Math 487 Lab 11 – Part A (Euler Circle and Dilations)
It will be helpful to have a circumcircle tool available for this part of the
lab. The first parts of the lab are most essential. Do as much as you can
during one hour. (This should be at least through Experiments 1 and 2.)
Basic Construction
Construct a triangle ABC then construct the Nine-Point Circle figure as discussed
in class. Specifically,
- Construct a triangle ABC.
- Construct the midpoints A'B'C' of ABC.
- Construct the 3 altitudes of ABC and label the feet of the altitudes D,
E, F.
- Construct the orthocenter H as the intersection of two of the altitudes.
- Construct the circumcircle c of ABC and the circumcenter O of this circle.
- Construct the 3 medians and the centroid G where the medians are concurrent.
Pause for organizing the document
- Now stop and make a Hide/Show Button for the whole figure so far.
- Also, go to Document Options and make a page 2 that is a copy of this page
in your sketch file. Also make a page 3.
Dilation Experiment #1
- On page 1, mark G as center and dilate
triangle ABC, circle c and point O using the fixed ratio (–1/2). Call this
dilation g.
- What is the image of ABC?
- Consequently what circle d is the image of c? If P is the image g(O), how
is P related to d?
- What is the ratio GO/GP?
Now we dilate some more elements by the same dilation.

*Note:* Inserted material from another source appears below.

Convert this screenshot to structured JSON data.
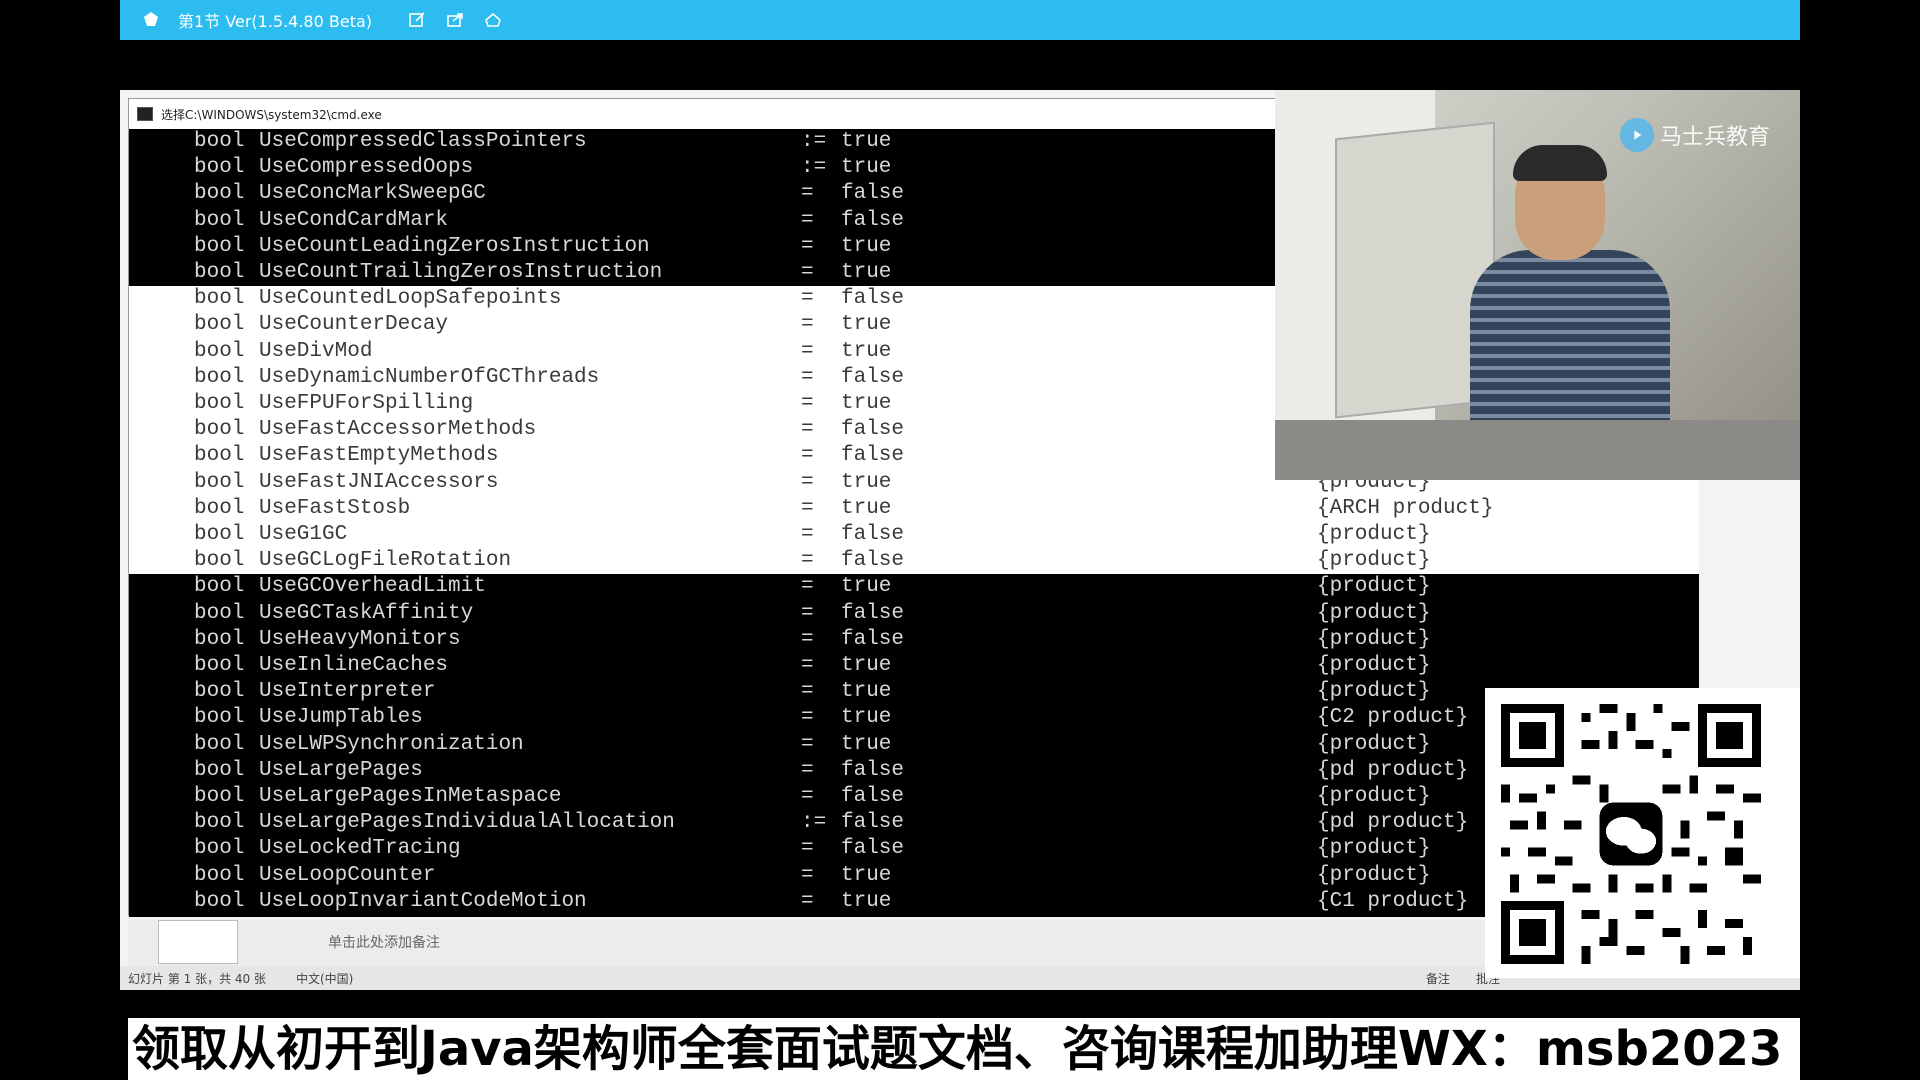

- Dilate the altitude lines by the same dilation. What lines do they become
in triangle A'B'C'? What lines are they in triangle ABC?

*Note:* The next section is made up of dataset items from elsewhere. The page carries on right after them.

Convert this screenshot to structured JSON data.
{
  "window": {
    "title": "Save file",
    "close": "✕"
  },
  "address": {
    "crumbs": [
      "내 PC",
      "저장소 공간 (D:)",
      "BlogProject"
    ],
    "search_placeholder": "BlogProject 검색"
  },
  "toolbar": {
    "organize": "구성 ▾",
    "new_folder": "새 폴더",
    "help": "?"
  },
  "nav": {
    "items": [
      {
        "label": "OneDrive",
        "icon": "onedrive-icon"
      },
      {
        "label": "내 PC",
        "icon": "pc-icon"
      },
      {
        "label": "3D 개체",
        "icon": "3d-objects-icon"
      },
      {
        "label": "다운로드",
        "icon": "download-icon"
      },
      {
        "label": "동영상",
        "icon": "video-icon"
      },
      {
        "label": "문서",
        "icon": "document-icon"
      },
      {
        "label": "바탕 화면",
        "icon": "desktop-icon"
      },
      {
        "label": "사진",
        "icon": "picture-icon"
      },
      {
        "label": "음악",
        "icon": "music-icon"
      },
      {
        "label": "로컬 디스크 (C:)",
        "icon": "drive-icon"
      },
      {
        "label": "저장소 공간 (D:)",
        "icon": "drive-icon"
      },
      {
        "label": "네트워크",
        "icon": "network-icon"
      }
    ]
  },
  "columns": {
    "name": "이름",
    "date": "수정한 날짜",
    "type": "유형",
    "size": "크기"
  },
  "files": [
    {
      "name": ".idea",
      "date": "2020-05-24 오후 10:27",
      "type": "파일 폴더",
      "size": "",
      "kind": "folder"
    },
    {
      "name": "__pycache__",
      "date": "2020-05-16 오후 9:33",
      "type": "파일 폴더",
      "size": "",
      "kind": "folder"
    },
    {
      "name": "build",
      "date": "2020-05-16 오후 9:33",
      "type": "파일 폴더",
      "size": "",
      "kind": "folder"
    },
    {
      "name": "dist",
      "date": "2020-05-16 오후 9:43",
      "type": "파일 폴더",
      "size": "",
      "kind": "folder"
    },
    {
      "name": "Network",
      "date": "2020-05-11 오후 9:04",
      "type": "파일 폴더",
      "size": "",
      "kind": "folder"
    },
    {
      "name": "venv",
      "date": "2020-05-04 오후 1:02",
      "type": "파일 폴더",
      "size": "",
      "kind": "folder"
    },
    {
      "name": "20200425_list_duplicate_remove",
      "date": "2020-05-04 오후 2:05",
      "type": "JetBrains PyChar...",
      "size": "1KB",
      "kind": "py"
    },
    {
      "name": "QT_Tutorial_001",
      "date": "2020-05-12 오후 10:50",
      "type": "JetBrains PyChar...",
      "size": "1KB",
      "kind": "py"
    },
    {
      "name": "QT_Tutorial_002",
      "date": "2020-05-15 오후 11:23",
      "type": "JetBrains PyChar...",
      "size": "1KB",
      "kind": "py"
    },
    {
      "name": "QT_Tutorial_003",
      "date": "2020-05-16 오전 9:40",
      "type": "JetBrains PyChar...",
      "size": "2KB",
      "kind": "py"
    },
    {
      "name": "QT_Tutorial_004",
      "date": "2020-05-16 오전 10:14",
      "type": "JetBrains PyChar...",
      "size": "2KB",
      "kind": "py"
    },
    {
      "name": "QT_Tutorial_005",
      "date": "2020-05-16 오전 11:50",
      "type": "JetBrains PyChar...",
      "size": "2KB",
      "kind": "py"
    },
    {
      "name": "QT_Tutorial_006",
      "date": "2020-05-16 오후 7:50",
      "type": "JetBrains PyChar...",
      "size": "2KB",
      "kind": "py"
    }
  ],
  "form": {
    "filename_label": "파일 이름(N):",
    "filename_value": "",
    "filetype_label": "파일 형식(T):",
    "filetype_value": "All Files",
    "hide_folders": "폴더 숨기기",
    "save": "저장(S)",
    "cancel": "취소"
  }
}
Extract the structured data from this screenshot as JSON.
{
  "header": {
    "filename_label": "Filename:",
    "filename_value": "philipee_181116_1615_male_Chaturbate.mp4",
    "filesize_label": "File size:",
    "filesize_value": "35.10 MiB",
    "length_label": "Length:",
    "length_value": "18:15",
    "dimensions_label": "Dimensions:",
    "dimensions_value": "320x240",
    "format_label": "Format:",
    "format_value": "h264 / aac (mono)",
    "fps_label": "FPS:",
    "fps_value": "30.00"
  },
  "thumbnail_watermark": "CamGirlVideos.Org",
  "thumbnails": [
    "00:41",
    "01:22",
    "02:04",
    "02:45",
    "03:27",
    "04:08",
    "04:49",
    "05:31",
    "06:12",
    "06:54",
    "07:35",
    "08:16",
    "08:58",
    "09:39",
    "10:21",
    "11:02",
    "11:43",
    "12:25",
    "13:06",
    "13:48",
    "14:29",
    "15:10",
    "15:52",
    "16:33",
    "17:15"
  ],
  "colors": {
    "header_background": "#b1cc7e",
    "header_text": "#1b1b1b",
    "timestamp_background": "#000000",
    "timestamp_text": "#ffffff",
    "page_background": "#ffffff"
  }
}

- From this, tell what is the image of H by this dilation?
- Tell what is the ratio GH/GO.
Dilation Experiment #2
- On page 2, mark H as center and dilate
triangle ABC, circle c and point O using the fixed ratio (+1/2). Call this
dilation h..
- What is the image of ABC? Call these points A'', B'',
C''. They are the midpoints of the segments HA, HB, HC.
- Consequently what circle d is the image of c? If P is the image of O, how
is P related to d?
- What is the ratio HO/HP?
Nine Point Circle Relationships
- In this figure d is the Nine-Point Circle. Check that indeed A'A'',
B'B'', C'C'' are diameters and that these diameters are, in pairs,
diagonals of rectangles.
Euler Line
Consider that from the definition of a dilation with center X, the image of
a point Y is Y' and the points X, Y, Y' are collinear.
- Use this fact and the relationships above to conclude that the points O,
P, G, H are collinear.
- Given what you know about the ratios, if a ruler is put down on the line
so that point O is at O and point P is at 1, where would the points G and
H be located?
Other Observations
Let the intersection (besides A) of the altitude AD with circle c be D'. Explain
why h(D') = D and thus why D' is the reflection of D across BC.
References: Berele-Goldman, 9.3 and 9.4. Also many sites on the web
and many geometry books.
Dilation Experiment #3 (this will be demonstrated in lab)
- On page 3, draw in a new point X and dilate the whole figure with center
X and ratio (-1/2). Observe what the dilated figure looks like – transformed
by a point reflection and then a scaling by one-half.
- Construct lines through A and its image, likewise B and C with their images.
These lines will pass through X.
- Drag X around to different positions. Eventually check that if X moves
to coincide with G, then the image triangle becomes the midpoint triangle.
- Draw in a new point Y and again dilate the original figure by ratio (+1/2).
(You may wish to hide the image by the X dilation.) Then drag Y around so
get an idea of what it looks like. Check that when Y is moved to coincide
with H, then the Nine-Point Circle figure again appears.